I mean if query reaches 2 partition in Hadoop so the time will be 20 mins.
For example, for this I need a 10 mins threshold:
SELECT Max(col1),
Min(col2)
FROM my_parititoned_table_on_hadoop
WHERE partitioned_column = 1
For this I need a 20 mins threshold:
SELECT Max(col1),
Min(col2)
FROM my_parititoned_table_on_hadoop
WHERE partitioned_column IN ( 1, 2 )
Is this possible?
CodePudding user response:
No. There is no such support in Spark.
CodePudding user response:
The answer to the question in your title ("Is there any way to count how many partitions...") is a "yes" if your data is stored as parquet. You can run explain()

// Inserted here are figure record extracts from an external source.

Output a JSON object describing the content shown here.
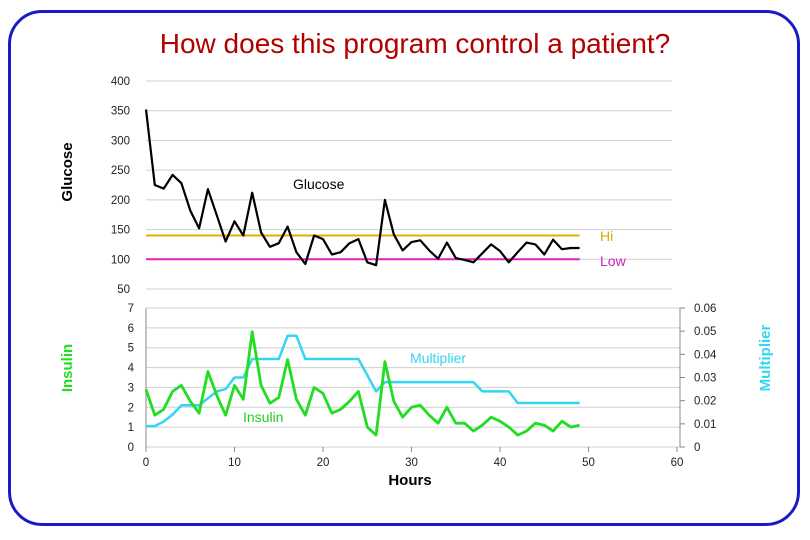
{
  "title": "How does this program control a patient?",
  "colors": {
    "title": "#b00000",
    "frame": "#1a1ac8",
    "glucose": "#000000",
    "hi": "#e0b000",
    "low": "#e020c0",
    "insulin": "#22dd22",
    "multiplier": "#33d6f0"
  },
  "chart_data": [
    {
      "type": "line",
      "ylabel": "Glucose",
      "ylim": [
        50,
        400
      ],
      "yticks": [
        "50",
        "100",
        "150",
        "200",
        "250",
        "300",
        "350",
        "400"
      ],
      "grid": true,
      "series": [
        {
          "name": "Glucose",
          "x": [
            0,
            1,
            2,
            3,
            4,
            5,
            6,
            7,
            8,
            9,
            10,
            11,
            12,
            13,
            14,
            15,
            16,
            17,
            18,
            19,
            20,
            21,
            22,
            23,
            24,
            25,
            26,
            27,
            28,
            29,
            30,
            31,
            32,
            33,
            34,
            35,
            36,
            37,
            38,
            39,
            40,
            41,
            42,
            43,
            44,
            45,
            46,
            47,
            48,
            49
          ],
          "y": [
            352,
            225,
            219,
            242,
            228,
            182,
            152,
            218,
            174,
            130,
            164,
            140,
            212,
            145,
            121,
            127,
            155,
            112,
            92,
            140,
            134,
            108,
            112,
            127,
            134,
            95,
            90,
            200,
            142,
            115,
            129,
            132,
            115,
            101,
            128,
            102,
            99,
            95,
            110,
            125,
            114,
            95,
            112,
            128,
            125,
            108,
            133,
            117,
            119,
            119
          ]
        },
        {
          "name": "Hi",
          "value": 140,
          "x": [
            0,
            49
          ]
        },
        {
          "name": "Low",
          "value": 100,
          "x": [
            0,
            49
          ]
        }
      ]
    },
    {
      "type": "line",
      "ylabel": "Insulin",
      "y2label": "Multiplier",
      "xlabel": "Hours",
      "xlim": [
        0,
        60
      ],
      "xticks": [
        "0",
        "10",
        "20",
        "30",
        "40",
        "50",
        "60"
      ],
      "ylim": [
        0,
        7
      ],
      "yticks": [
        "0",
        "1",
        "2",
        "3",
        "4",
        "5",
        "6",
        "7"
      ],
      "y2lim": [
        0,
        0.06
      ],
      "y2ticks": [
        "0",
        "0.01",
        "0.02",
        "0.03",
        "0.04",
        "0.05",
        "0.06"
      ],
      "grid": true,
      "series": [
        {
          "name": "Insulin",
          "axis": "left",
          "x": [
            0,
            1,
            2,
            3,
            4,
            5,
            6,
            7,
            8,
            9,
            10,
            11,
            12,
            13,
            14,
            15,
            16,
            17,
            18,
            19,
            20,
            21,
            22,
            23,
            24,
            25,
            26,
            27,
            28,
            29,
            30,
            31,
            32,
            33,
            34,
            35,
            36,
            37,
            38,
            39,
            40,
            41,
            42,
            43,
            44,
            45,
            46,
            47,
            48,
            49
          ],
          "y": [
            2.9,
            1.6,
            1.9,
            2.8,
            3.1,
            2.3,
            1.7,
            3.8,
            2.6,
            1.6,
            3.1,
            2.4,
            5.8,
            3.1,
            2.2,
            2.5,
            4.4,
            2.4,
            1.6,
            3.0,
            2.7,
            1.7,
            1.9,
            2.3,
            2.8,
            1.0,
            0.6,
            4.3,
            2.3,
            1.5,
            2.0,
            2.1,
            1.6,
            1.2,
            2.0,
            1.2,
            1.2,
            0.8,
            1.1,
            1.5,
            1.3,
            1.0,
            0.6,
            0.8,
            1.2,
            1.1,
            0.8,
            1.3,
            1.0,
            1.1
          ]
        },
        {
          "name": "Multiplier",
          "axis": "right",
          "x": [
            0,
            1,
            2,
            3,
            4,
            5,
            6,
            7,
            8,
            9,
            10,
            11,
            12,
            13,
            14,
            15,
            16,
            17,
            18,
            19,
            20,
            21,
            22,
            23,
            24,
            25,
            26,
            27,
            28,
            29,
            30,
            31,
            32,
            33,
            34,
            35,
            36,
            37,
            38,
            39,
            40,
            41,
            42,
            43,
            44,
            45,
            46,
            47,
            48,
            49
          ],
          "y": [
            0.009,
            0.009,
            0.011,
            0.014,
            0.018,
            0.018,
            0.018,
            0.021,
            0.024,
            0.025,
            0.03,
            0.03,
            0.038,
            0.038,
            0.038,
            0.038,
            0.048,
            0.048,
            0.038,
            0.038,
            0.038,
            0.038,
            0.038,
            0.038,
            0.038,
            0.031,
            0.024,
            0.028,
            0.028,
            0.028,
            0.028,
            0.028,
            0.028,
            0.028,
            0.028,
            0.028,
            0.028,
            0.028,
            0.024,
            0.024,
            0.024,
            0.024,
            0.019,
            0.019,
            0.019,
            0.019,
            0.019,
            0.019,
            0.019,
            0.019
          ]
        }
      ]
    }
  ]
}
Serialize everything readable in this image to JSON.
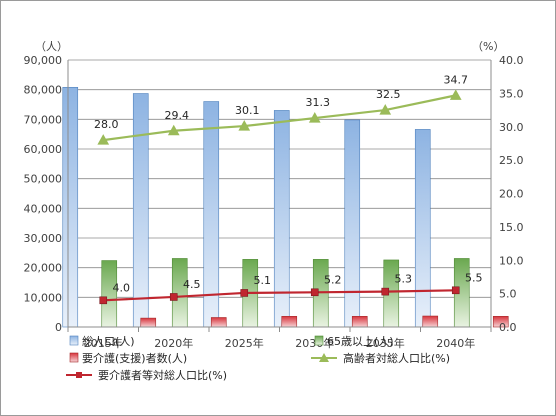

on your query and see how many partitions will be scanned during query execution. For example
scala> spark.sql("select * from tab where p > '1' and p <'4'").explain()
== Physical Plan ==
*(1) FileScan parquet default.tab[id#375,desc#376,p#377] Batched: true, Format: Parquet,
Location: PrunedInMemoryFileIndex[hdfs://ns1/user/hive/warehouse/tab/p=2, hdfs://ns1/user/hive/warehouse...,
**PartitionCount: 2,** PartitionFilters: [isnotnull(p#377), (p#377 > 1), (p#377 < 4)],
PushedFilters: [], ReadSchema: struct<id:int,desc:string>
...from which PartitionCount: x
can be parsed quite easily.
The second question (which is technically a statement -- "I want to stop a Spark query if the query takes more than 10 mins") is a "no", just as @thebluephantom said.